Introduce Yourself To The PianoGroove Community! 🌎

Hi Andrew,

Welcome to the PianoGroove community!

With your experience of classical, jazz, and latin studies, I’m sure you will be able to dive straight into any of the material on the site.

We have put together a series of practice plans which help students to learn the foundational jazz theory in all 12 keys. I think it would be worthwhile to check out these posts:

You will likely be familiar with most of the material, but it may also highlight some gaps which you overlooked.

The more tunes we play, the more harmony we are exposed to, and so my recommendation is simply to study the tunes that interest you.

Also check out this video where I highlight the importance of regular listening and transcribing. That thread also contains links to listening/transcription exercises which are published weekly for our students to participate in.

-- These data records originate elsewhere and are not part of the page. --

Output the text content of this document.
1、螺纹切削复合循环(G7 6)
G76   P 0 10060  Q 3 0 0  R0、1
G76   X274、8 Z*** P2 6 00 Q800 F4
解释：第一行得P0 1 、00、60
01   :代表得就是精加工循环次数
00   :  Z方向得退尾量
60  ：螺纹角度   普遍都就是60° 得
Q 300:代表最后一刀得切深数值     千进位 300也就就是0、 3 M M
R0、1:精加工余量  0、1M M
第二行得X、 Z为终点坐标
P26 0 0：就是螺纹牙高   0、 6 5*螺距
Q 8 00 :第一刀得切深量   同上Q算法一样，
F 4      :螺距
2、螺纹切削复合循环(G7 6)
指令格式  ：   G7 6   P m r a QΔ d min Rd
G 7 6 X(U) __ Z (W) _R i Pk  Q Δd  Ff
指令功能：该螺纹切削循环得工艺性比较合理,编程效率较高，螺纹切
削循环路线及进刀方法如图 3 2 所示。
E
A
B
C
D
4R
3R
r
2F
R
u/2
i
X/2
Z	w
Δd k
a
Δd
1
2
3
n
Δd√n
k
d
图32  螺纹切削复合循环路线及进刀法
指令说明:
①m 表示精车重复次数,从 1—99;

The goal of these exercises is to improve our listening skills, empowering us to become self-sufficient learners so that we can listen to our favourite recordings, albums , and musicians to pick out material directly from recordings.

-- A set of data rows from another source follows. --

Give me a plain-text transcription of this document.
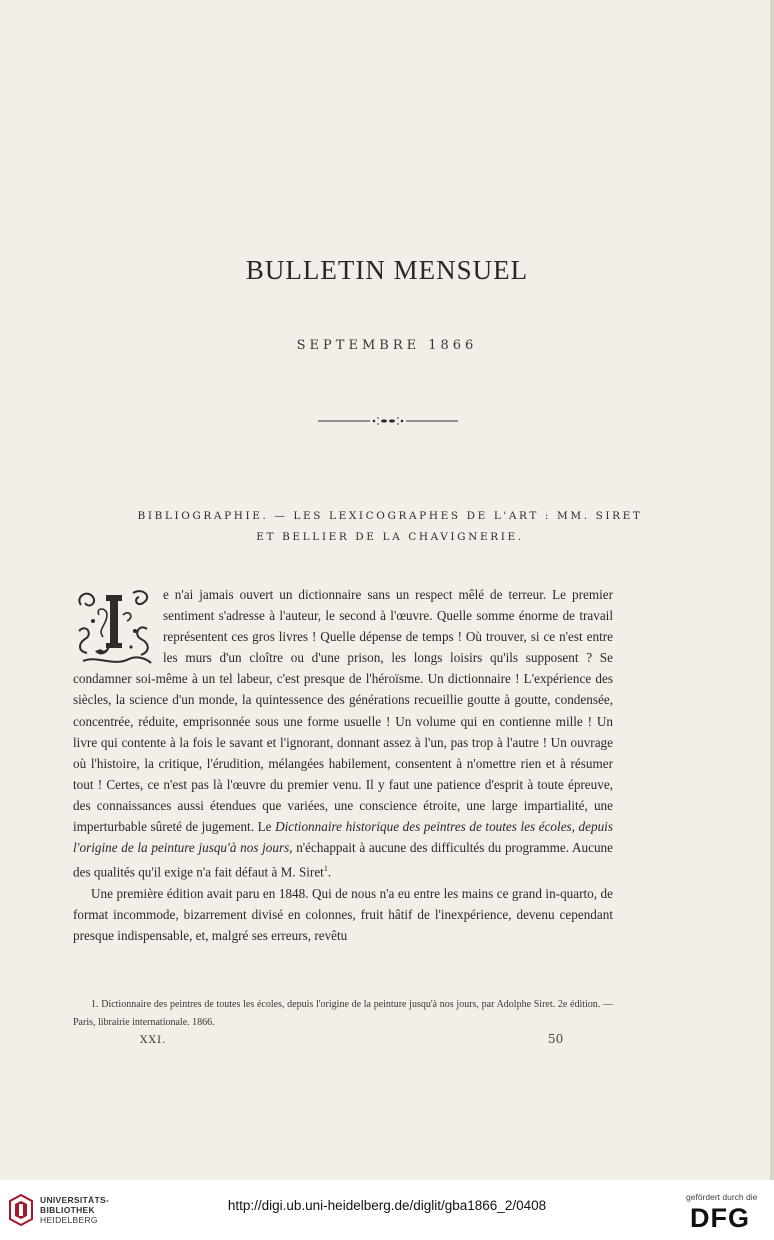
BULLETIN MENSUEL
SEPTEMBRE 1866
BIBLIOGRAPHIE. — LES LEXICOGRAPHES DE L'ART : MM. SIRET
ET BELLIER DE LA CHAVIGNERIE.

e n'ai jamais ouvert un dictionnaire sans un respect mêlé de terreur. Le premier sentiment s'adresse à l'auteur, le second à l'œuvre. Quelle somme énorme de travail représentent ces gros livres ! Quelle dépense de temps ! Où trouver, si ce n'est entre les murs d'un cloître ou d'une prison, les longs loisirs qu'ils supposent ? Se condamner soi-même à un tel labeur, c'est presque de l'héroïsme. Un dictionnaire ! L'expérience des siècles, la science d'un monde, la quintessence des générations recueillie goutte à goutte, condensée, concentrée, réduite, emprisonnée sous une forme usuelle ! Un volume qui en contienne mille ! Un livre qui contente à la fois le savant et l'ignorant, donnant assez à l'un, pas trop à l'autre ! Un ouvrage où l'histoire, la critique, l'érudition, mélangées habilement, consentent à n'omettre rien et à résumer tout ! Certes, ce n'est pas là l'œuvre du premier venu. Il y faut une patience d'esprit à toute épreuve, des connaissances aussi étendues que variées, une conscience étroite, une large impartialité, une imperturbable sûreté de jugement. Le Dictionnaire historique des peintres de toutes les écoles, depuis l'origine de la peinture jusqu'à nos jours, n'échappait à aucune des difficultés du programme. Aucune des qualités qu'il exige n'a fait défaut à M. Siret$^1$.

Une première édition avait paru en 1848. Qui de nous n'a eu entre les mains ce grand in-quarto, de format incommode, bizarrement divisé en colonnes, fruit hâtif de l'inexpérience, devenu cependant presque indispensable, et, malgré ses erreurs, revêtu

1. Dictionnaire des peintres de toutes les écoles, depuis l'origine de la peinture jusqu'à nos jours, par Adolphe Siret. 2e édition. — Paris, librairie internationale. 1866.

XXI.	50
UNIVERSITÄTS-
BIBLIOTHEK
HEIDELBERG
http://digi.ub.uni-heidelberg.de/diglit/gba1866_2/0408
gefördert durch die
DFG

That way, we are taking ‘our sound’ in the direction that we want to take it - based on the sounds that we like - which is a very liberating point to get to as a musician.

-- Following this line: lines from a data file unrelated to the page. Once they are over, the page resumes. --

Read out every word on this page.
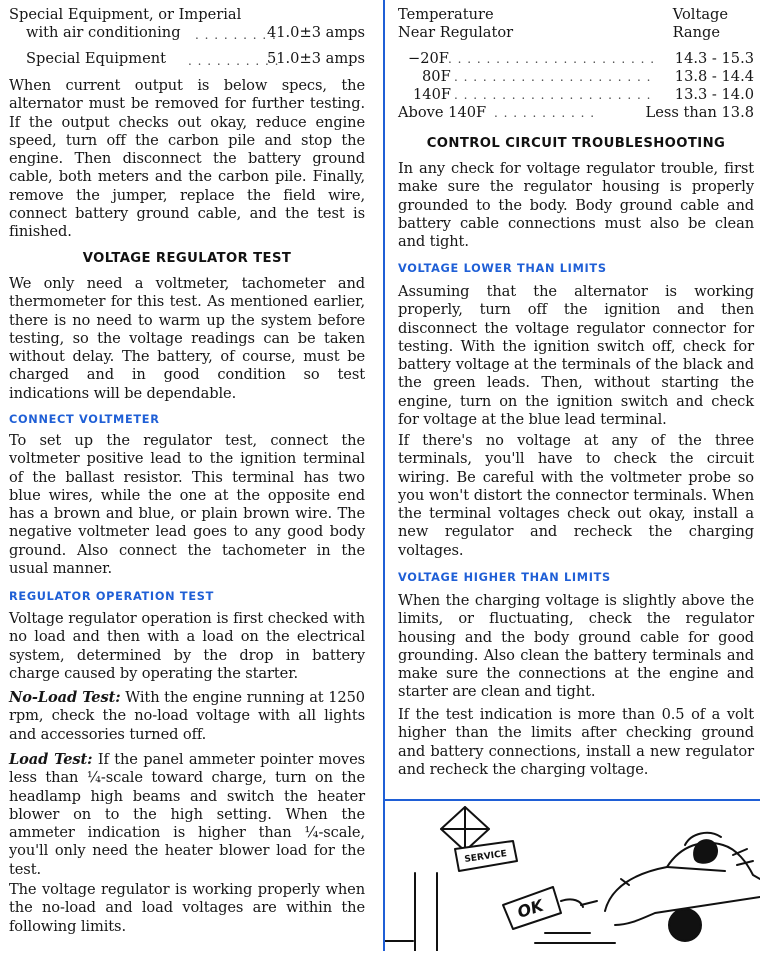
Special Equipment, or Imperial
with air conditioning . . . . . . . . .
41.0±3 amps
Special Equipment . . . . . . . . . .
51.0±3 amps

When current output is below specs, the alternator must be removed for further testing. If the output checks out okay, reduce engine speed, turn off the carbon pile and stop the engine. Then disconnect the battery ground cable, both meters and the carbon pile. Finally, remove the jumper, replace the field wire, connect battery ground cable, and the test is finished.

VOLTAGE REGULATOR TEST

We only need a voltmeter, tachometer and thermometer for this test. As mentioned earlier, there is no need to warm up the system before testing, so the voltage readings can be taken without delay. The battery, of course, must be charged and in good condition so test indications will be dependable.

CONNECT VOLTMETER

To set up the regulator test, connect the voltmeter positive lead to the ignition terminal of the ballast resistor. This terminal has two blue wires, while the one at the opposite end has a brown and blue, or plain brown wire. The negative voltmeter lead goes to any good body ground. Also connect the tachometer in the usual manner.

REGULATOR OPERATION TEST

Voltage regulator operation is first checked with no load and then with a load on the electrical system, determined by the drop in battery charge caused by operating the starter.

No-Load Test: With the engine running at 1250 rpm, check the no-load voltage with all lights and accessories turned off.

Load Test: If the panel ammeter pointer moves less than ¼-scale toward charge, turn on the headlamp high beams and switch the heater blower on to the high setting. When the ammeter indication is higher than ¼-scale, you'll only need the heater blower load for the test.

The voltage regulator is working properly when the no-load and load voltages are within the following limits.

Temperature	Voltage
Near Regulator	Range
−20F . . . . . . . . . . . . . . . . . . . . . . 14.3 - 15.3
80F . . . . . . . . . . . . . . . . . . . . . 13.8 - 14.4
140F . . . . . . . . . . . . . . . . . . . . . 13.3 - 14.0
Above 140F . . . . . . . . . . .	Less than 13.8
CONTROL CIRCUIT TROUBLESHOOTING

In any check for voltage regulator trouble, first make sure the regulator housing is properly grounded to the body. Body ground cable and battery cable connections must also be clean and tight.

VOLTAGE LOWER THAN LIMITS

Assuming that the alternator is working properly, turn off the ignition and then disconnect the voltage regulator connector for testing. With the ignition switch off, check for battery voltage at the terminals of the black and the green leads. Then, without starting the engine, turn on the ignition switch and check for voltage at the blue lead terminal.

If there's no voltage at any of the three terminals, you'll have to check the circuit wiring. Be careful with the voltmeter probe so you won't distort the connector terminals. When the terminal voltages check out okay, install a new regulator and recheck the charging voltages.

VOLTAGE HIGHER THAN LIMITS

When the charging voltage is slightly above the limits, or fluctuating, check the regulator housing and the body ground cable for good grounding. Also clean the battery terminals and make sure the connections at the engine and starter are clean and tight.

If the test indication is more than 0.5 of a volt higher than the limits after checking ground and battery connections, install a new regulator and recheck the charging voltage.

SERVICE
OK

I think you will enjoy Jovino’s Brazilian section of the website .

There is a beginner-focused Bossa Nova course taught by myself in there, but Jovino’s insights and experience are unparalleled in this field of improvised music, and so in terms of rhythm and groove, I think that his courses will give you the information you are looking for.

Finally, it is worth noting that many of the concepts covered in Jovino’s Bossa Nova courses incorporate theory covered in the jazz courses such as:

Our Rootless Voicings Course:

Our Altered Harmony Course:

Our Chord Substitution Course:

And so I would also recommend looking through those courses to familiarise yourself with the theory and the terminology.

There is a new Brazilian course to be published shortly on “Triad Approach To Improvisation” which was taught to Jovino by his mentor Hermeto Pascoal. I will be announcing this in the forum area shortly so keep your eyes out for that.

I hope this helps to give you some direction, and if you have any specific questions please don’t hesitate to let us know.


Welcome Andrew, One thing about PianoGroove is that you can still be you and keep your learning style and preferences and still gain ground and grow, In the Latin Brazilian section you will have plenty to stretch your brain on. Have fun.
Nothing wrong with learning a tune… that’s what your family and friends enjoy when they listen to you play.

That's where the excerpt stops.